Vector-Based Semantic Search using Elasticsearch

Published in

Version 1

6 min readJun 4, 2020

Photo by Glenn Carstens-Peters on Unsplash

Semantic Search, a form of search usually used in search engines, serves content to the users understanding the intent and meaning of the user’s search query. This search is a step ahead of the traditional text and keyword match search. Traditional keyword search does not include the lexical variants or conceptual matches to the user’s search phrase. If the exact combination of the words used in the user’s query is not present in the overall content, irrelevant results would be returned to the user. Also, using semantic search, users can ask their questions in natural language rather than the exact keywords.

Semantic Search is primarily based on two concepts:

Search intent of the user: This implies understanding the reason why the user has asked the particular query. This could be anything from wanting to learn, find or buy something, etc. If the intent is understood well, search engines can provide the most relevant results to the users.
Relationship between the words in the search phrase: It is important to understand the meaning of all the words together in the search phrase rather than the individual words in them. This means understanding the relationship between those words thus displaying results that more conceptually similar to the user’s query.

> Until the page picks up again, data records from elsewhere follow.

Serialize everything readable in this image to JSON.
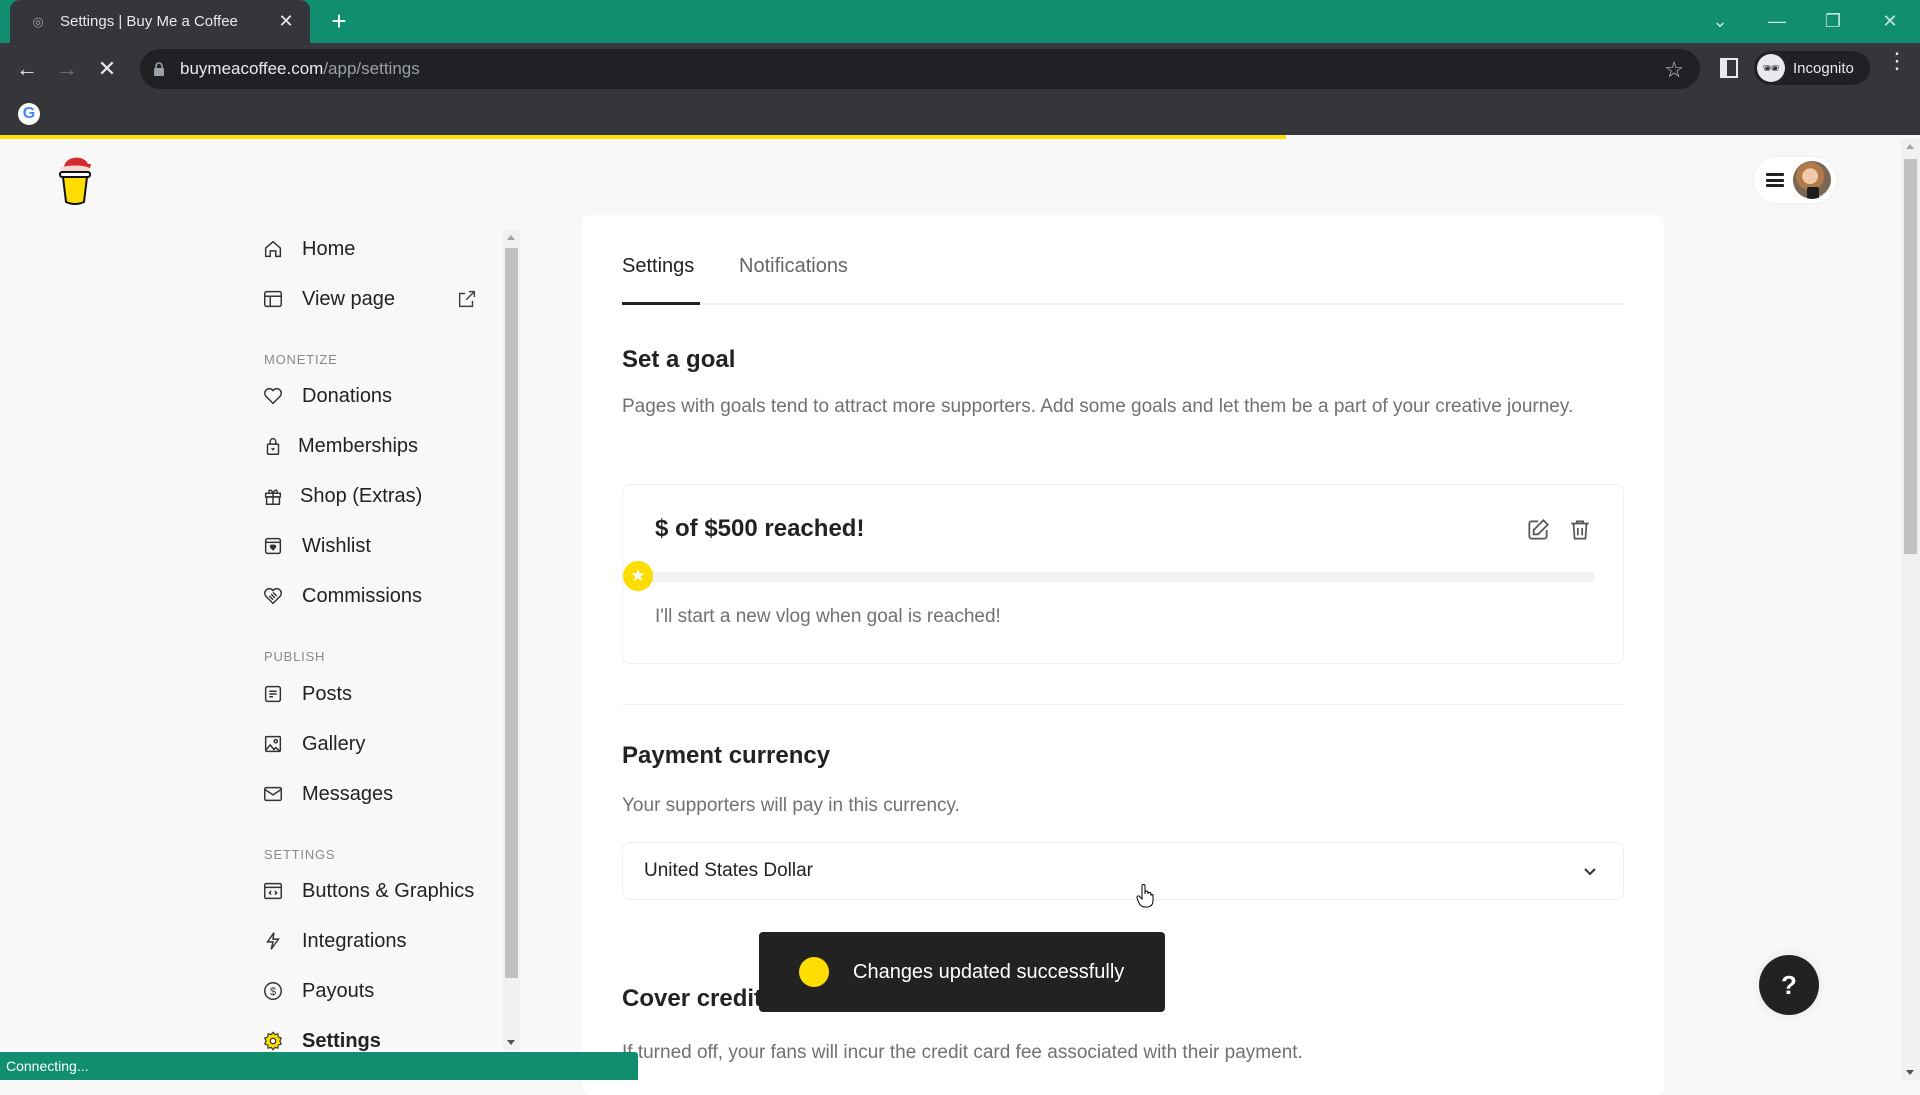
{
  "browser": {
    "tab_title": "Settings | Buy Me a Coffee",
    "new_tab_symbol": "+",
    "url_domain": "buymeacoffee.com",
    "url_path": "/app/settings",
    "profile_label": "Incognito",
    "status_text": "Connecting...",
    "loading_progress_percent": 67,
    "chrome_color": "#108e6f"
  },
  "sidebar": {
    "top_items": [
      {
        "label": "Home",
        "icon": "home-icon"
      },
      {
        "label": "View page",
        "icon": "layout-icon"
      }
    ],
    "sections": [
      {
        "label": "MONETIZE",
        "items": [
          {
            "label": "Donations",
            "icon": "heart-icon"
          },
          {
            "label": "Memberships",
            "icon": "lock-icon"
          },
          {
            "label": "Shop (Extras)",
            "icon": "gift-icon"
          },
          {
            "label": "Wishlist",
            "icon": "wishlist-icon"
          },
          {
            "label": "Commissions",
            "icon": "handshake-icon"
          }
        ]
      },
      {
        "label": "PUBLISH",
        "items": [
          {
            "label": "Posts",
            "icon": "document-icon"
          },
          {
            "label": "Gallery",
            "icon": "image-icon"
          },
          {
            "label": "Messages",
            "icon": "mail-icon"
          }
        ]
      },
      {
        "label": "SETTINGS",
        "items": [
          {
            "label": "Buttons & Graphics",
            "icon": "code-window-icon"
          },
          {
            "label": "Integrations",
            "icon": "lightning-icon"
          },
          {
            "label": "Payouts",
            "icon": "dollar-circle-icon"
          },
          {
            "label": "Settings",
            "icon": "gear-icon",
            "active": true
          }
        ]
      }
    ]
  },
  "main": {
    "tabs": [
      {
        "label": "Settings",
        "active": true
      },
      {
        "label": "Notifications",
        "active": false
      }
    ],
    "goal_section": {
      "title": "Set a goal",
      "description": "Pages with goals tend to attract more supporters. Add some goals and let them be a part of your creative journey.",
      "goal": {
        "title": "$ of $500 reached!",
        "progress_percent": 0,
        "target": "$500",
        "description": "I'll start a new vlog when goal is reached!"
      }
    },
    "currency_section": {
      "title": "Payment currency",
      "description": "Your supporters will pay in this currency.",
      "selected_currency": "United States Dollar"
    },
    "cover_fee_section": {
      "title": "Cover credit card fees",
      "description": "If turned off, your fans will incur the credit card fee associated with their payment."
    }
  },
  "toast": {
    "message": "Changes updated successfully"
  },
  "help_button": {
    "label": "?"
  },
  "colors": {
    "accent": "#ffdd00",
    "text_primary": "#222222",
    "text_secondary": "#717171"
  }
}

Use-cases of Semantic Similarity Search:

Question-answering system: If a collection exists of several frequently asked questions, it will find questions that mean the same to the user’s new query and return stored results of similar questions.
Document Content Search: Imagine a scenario where an organization has several documents and a user wishes to find an answer to a question from those documents. It would be easier to quickly locate the right document by calculating the similarity between the user’s question and the content of the query rather than reading through different irrelevant documents before reaching the right one.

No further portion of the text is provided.